Unless you define some intelligence on how the vector sets are organized, there will be no intelligent way of solving your problem other then pure brute force.
Say you find s s.t. f(s) is max given constraints of s, you still need to figure out how to build s with twelve 4-element vectors (an overdetermined system if there ever was one), where each vector has 20 possible values. Sparsity may help, although I'm not sure how it is possible to have a vector with four elements be 70-90% zero, and sparsity would only be useful if there was some yet to be described methodology in how the vector are organized
So I'm not saying you can't solve the problem, I'm saying you need to rethink how the problem is set-up.
I know, this answer is reaching you really late.

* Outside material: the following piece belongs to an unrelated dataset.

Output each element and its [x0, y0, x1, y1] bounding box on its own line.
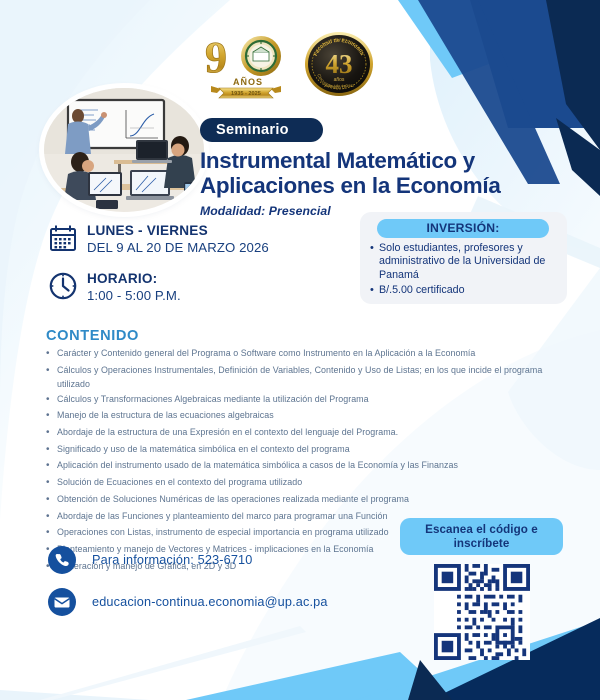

Unfortunately, the problem, as is, show not many patterns to be exploited, besides of brute force -Branch&Bound, Master& Slave, etc.- Trying a Master Slave approach -i.e. solving first the function continuous nonlinear problem as master, and solving the discrete selection as slave could help, but with as many combinations, and without any more information over the vectors, there is not too much space for work.
But based on the given continuous almost everywhere functions, based on combinations of sums and multiplication operators and their inverses, the sparsity is a clear point to be exploited here. If 70-90% of vectors are zero, almost a good part of the solution space will be close to zero, or close to infinite. Hence a 80-20 pseudo solution would discard easily the 'zero' combinations, and use only the 'infinite' ones.
This way, the brute-force could be guided.